Irish Soda Bread is quick to make with only a few ingredients. Making it vegan is easy adding apple cider vinegar to plant milk. The soda part of the bread is typically from baking soda. If you are looking to reduce or avoid sodium in your diet, baking soda is something to look out for. It packs a big sodium punch with 600mg in 1/2 teaspoon. Here we have replaced the sodium with sparkling water that is sodium free.

Ingredients

4 cups flour*
2 Tablespoons apple cider vinegar
3/4 cups unsweetened soy milk or other plant milk
1 cup sparkling water

*Gluten or Gluten-free Flours:

  • For the Gluten-Free version, we use Gluten-Free flour plus xanthan gum if your GF flour does not have any in it. Use 1 1/2 teaspoon xanthan gum added to 4 cups of flour.
  • If using wheat flour, we recommend organic Einkorn. We use 2 cups white and 2 cups whole Organic Einkorn Flour.

Optional Ingredients:
1/2 cup raisins
2 Tablespoons light colored, unsweetened jam. We use our own Apricot Butter.

Directions

  • In a small bowl pour in 3/4 cups soy milk. Add the apple cider vinegar but do not stir. Set it aside.
  • Preheat oven to 400oF. Line a baking dish with a sheet of baking paper.
  • Place 3 3/4 cups flour* in a large bowl. Save 1/4 for kneading and dusting the top when finished.
  • After a few minutes the vinegar will start to curdle and thicken the milk. Give the milk a stir and pour it in the center of the flour. Mix together to form a very crumbly mix.
  • If using raisins and a jam, add them to the flour, kneading to incorporate.
  • Add in the sparkling water. Gently mix it in with the other ingredients. Use your hands to knead the dough.
    Gluten-Free flour will be wetter than the wheat flour version. This is okay. Once the soda water is added and kneaded into the dough it will likely sticky. Dust hands with a little of the remaining 1/4 cup of flour and add the rest to the dough. Gently knead to incorporate but keep enough flour on the outside to keep dough dry enough to manage.

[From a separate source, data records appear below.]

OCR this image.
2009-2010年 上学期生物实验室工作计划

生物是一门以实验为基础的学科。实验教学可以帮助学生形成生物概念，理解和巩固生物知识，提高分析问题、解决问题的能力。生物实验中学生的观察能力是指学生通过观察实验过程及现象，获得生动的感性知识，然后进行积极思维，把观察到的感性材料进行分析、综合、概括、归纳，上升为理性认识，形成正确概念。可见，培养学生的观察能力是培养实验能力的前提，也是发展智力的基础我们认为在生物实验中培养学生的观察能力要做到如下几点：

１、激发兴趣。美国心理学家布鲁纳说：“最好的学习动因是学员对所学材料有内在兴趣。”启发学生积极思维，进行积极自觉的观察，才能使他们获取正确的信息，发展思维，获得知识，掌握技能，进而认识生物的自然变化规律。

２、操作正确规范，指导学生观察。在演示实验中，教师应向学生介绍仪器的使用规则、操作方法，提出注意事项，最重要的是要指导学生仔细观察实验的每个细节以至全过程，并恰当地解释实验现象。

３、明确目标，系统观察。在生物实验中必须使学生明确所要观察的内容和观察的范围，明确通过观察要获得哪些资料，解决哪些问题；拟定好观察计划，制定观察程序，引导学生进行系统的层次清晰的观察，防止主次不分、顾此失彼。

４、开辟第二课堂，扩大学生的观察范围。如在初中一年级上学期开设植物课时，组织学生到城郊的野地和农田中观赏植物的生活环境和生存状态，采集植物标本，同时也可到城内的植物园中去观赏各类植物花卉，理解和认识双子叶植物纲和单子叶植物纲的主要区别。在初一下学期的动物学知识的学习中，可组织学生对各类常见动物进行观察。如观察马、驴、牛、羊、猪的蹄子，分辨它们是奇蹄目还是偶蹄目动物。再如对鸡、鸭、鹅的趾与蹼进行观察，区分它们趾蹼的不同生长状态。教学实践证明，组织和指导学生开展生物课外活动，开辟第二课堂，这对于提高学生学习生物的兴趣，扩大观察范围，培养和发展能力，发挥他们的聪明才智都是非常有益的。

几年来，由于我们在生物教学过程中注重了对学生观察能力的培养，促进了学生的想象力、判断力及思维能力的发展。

  • Scoop up the dough and place it on the baking paper-lined sheet pan. Press it into a flat round, about 6 inches wide. With a knife cut a cross into the top, about 1/2 inch deep. Dust with a little flour and/or some rolled oats.
  • Bake for 40 minutes or longer. (Baking time varies by location, and the flours you use) Make sure the top does not get too dark. Remove the bread and tap the bottom. It should make a hollow sound if it is done. Turn the oven heat off. If making the gluten-free version allow the bread to set in the hot oven for another ten minutes.
  • Remove bread form oven and let it cool down a little before slicing.